OpenBSD installation media.

Please note that this system is far more powerful than necessary for simple webserving, NAT, DHCP, and fileserver activity. At one point, I had used a Pentium-based machine running at 60 MHz to do just these activities. But systems with such limited CPU capabilities are not usually available in a standard PC format nowadays.

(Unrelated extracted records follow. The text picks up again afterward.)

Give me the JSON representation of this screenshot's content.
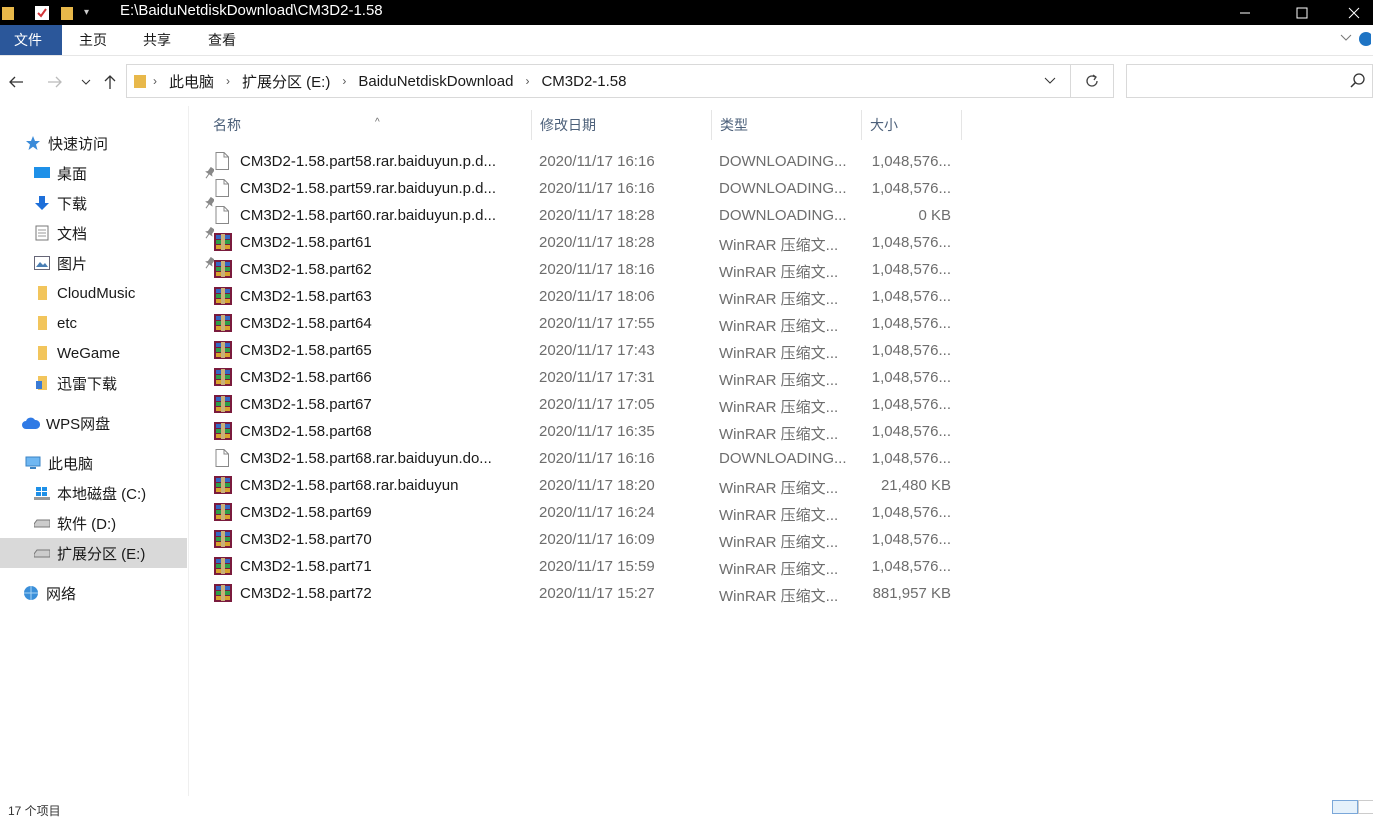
{
  "window": {
    "path": "E:\\BaiduNetdiskDownload\\CM3D2-1.58"
  },
  "ribbon": {
    "tabs": [
      "文件",
      "主页",
      "共享",
      "查看"
    ]
  },
  "breadcrumb": [
    "此电脑",
    "扩展分区 (E:)",
    "BaiduNetdiskDownload",
    "CM3D2-1.58"
  ],
  "search": {
    "placeholder": ""
  },
  "nav": {
    "quick_access": "快速访问",
    "pinned": [
      "桌面",
      "下载",
      "文档",
      "图片"
    ],
    "folders": [
      "CloudMusic",
      "etc",
      "WeGame",
      "迅雷下载"
    ],
    "wps": "WPS网盘",
    "this_pc": "此电脑",
    "drives": [
      "本地磁盘 (C:)",
      "软件 (D:)",
      "扩展分区 (E:)"
    ],
    "network": "网络"
  },
  "columns": {
    "name": "名称",
    "date": "修改日期",
    "type": "类型",
    "size": "大小"
  },
  "files": [
    {
      "name": "CM3D2-1.58.part58.rar.baiduyun.p.d...",
      "date": "2020/11/17 16:16",
      "type": "DOWNLOADING...",
      "size": "1,048,576...",
      "icon": "blank-file-icon"
    },
    {
      "name": "CM3D2-1.58.part59.rar.baiduyun.p.d...",
      "date": "2020/11/17 16:16",
      "type": "DOWNLOADING...",
      "size": "1,048,576...",
      "icon": "blank-file-icon"
    },
    {
      "name": "CM3D2-1.58.part60.rar.baiduyun.p.d...",
      "date": "2020/11/17 18:28",
      "type": "DOWNLOADING...",
      "size": "0 KB",
      "icon": "blank-file-icon"
    },
    {
      "name": "CM3D2-1.58.part61",
      "date": "2020/11/17 18:28",
      "type": "WinRAR 压缩文...",
      "size": "1,048,576...",
      "icon": "winrar-icon"
    },
    {
      "name": "CM3D2-1.58.part62",
      "date": "2020/11/17 18:16",
      "type": "WinRAR 压缩文...",
      "size": "1,048,576...",
      "icon": "winrar-icon"
    },
    {
      "name": "CM3D2-1.58.part63",
      "date": "2020/11/17 18:06",
      "type": "WinRAR 压缩文...",
      "size": "1,048,576...",
      "icon": "winrar-icon"
    },
    {
      "name": "CM3D2-1.58.part64",
      "date": "2020/11/17 17:55",
      "type": "WinRAR 压缩文...",
      "size": "1,048,576...",
      "icon": "winrar-icon"
    },
    {
      "name": "CM3D2-1.58.part65",
      "date": "2020/11/17 17:43",
      "type": "WinRAR 压缩文...",
      "size": "1,048,576...",
      "icon": "winrar-icon"
    },
    {
      "name": "CM3D2-1.58.part66",
      "date": "2020/11/17 17:31",
      "type": "WinRAR 压缩文...",
      "size": "1,048,576...",
      "icon": "winrar-icon"
    },
    {
      "name": "CM3D2-1.58.part67",
      "date": "2020/11/17 17:05",
      "type": "WinRAR 压缩文...",
      "size": "1,048,576...",
      "icon": "winrar-icon"
    },
    {
      "name": "CM3D2-1.58.part68",
      "date": "2020/11/17 16:35",
      "type": "WinRAR 压缩文...",
      "size": "1,048,576...",
      "icon": "winrar-icon"
    },
    {
      "name": "CM3D2-1.58.part68.rar.baiduyun.do...",
      "date": "2020/11/17 16:16",
      "type": "DOWNLOADING...",
      "size": "1,048,576...",
      "icon": "blank-file-icon"
    },
    {
      "name": "CM3D2-1.58.part68.rar.baiduyun",
      "date": "2020/11/17 18:20",
      "type": "WinRAR 压缩文...",
      "size": "21,480 KB",
      "icon": "winrar-icon"
    },
    {
      "name": "CM3D2-1.58.part69",
      "date": "2020/11/17 16:24",
      "type": "WinRAR 压缩文...",
      "size": "1,048,576...",
      "icon": "winrar-icon"
    },
    {
      "name": "CM3D2-1.58.part70",
      "date": "2020/11/17 16:09",
      "type": "WinRAR 压缩文...",
      "size": "1,048,576...",
      "icon": "winrar-icon"
    },
    {
      "name": "CM3D2-1.58.part71",
      "date": "2020/11/17 15:59",
      "type": "WinRAR 压缩文...",
      "size": "1,048,576...",
      "icon": "winrar-icon"
    },
    {
      "name": "CM3D2-1.58.part72",
      "date": "2020/11/17 15:27",
      "type": "WinRAR 压缩文...",
      "size": "881,957 KB",
      "icon": "winrar-icon"
    }
  ],
  "status": {
    "text": "17 个项目"
  },
  "colors": {
    "file_tab": "#2b579a",
    "selected_nav": "#d9d9d9",
    "header_text": "#4c607a"
  }
}
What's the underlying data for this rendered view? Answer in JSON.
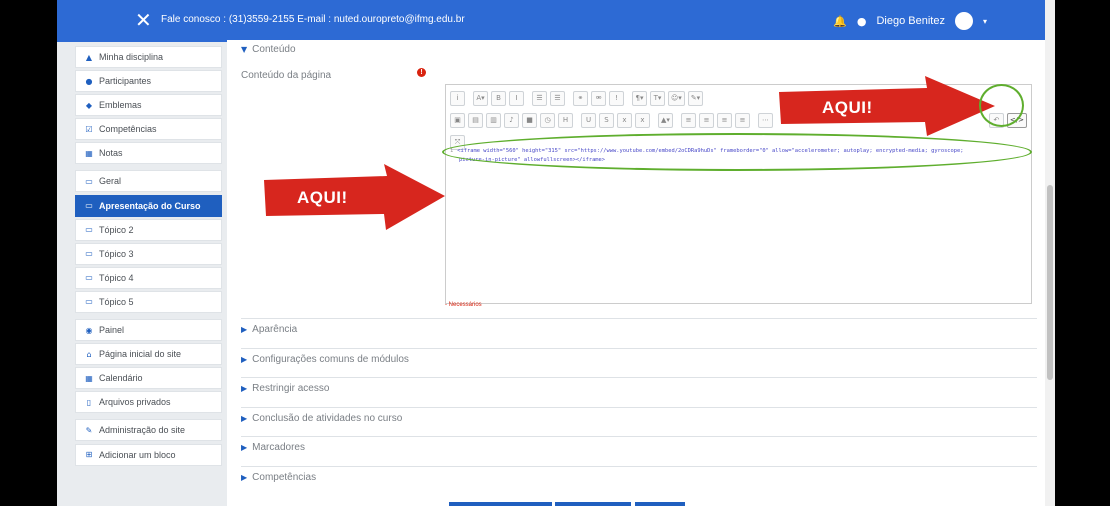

Once I set up this system, and after a fair amount of software installation and customization, it acts as follows:

boots from the compact-flash drive
creates a RAM disk for volatile files (primarily logs)
sets up NAT, DHCP, webserver, and mail-serving daemons
mounts the hard drives and sets them to spin-down after 10 minutes of inactivity

Unless the system is actively serving files to another computer in the house, it is totally silent and consumes minimal power. The drives do spin up when files are needed, but in practice that happens infrequently. Users typically have their home directories on laptops, not on the fileserver. Mail is stored on the fileserver, but user mailboxes are kept on a CompactFlash drive.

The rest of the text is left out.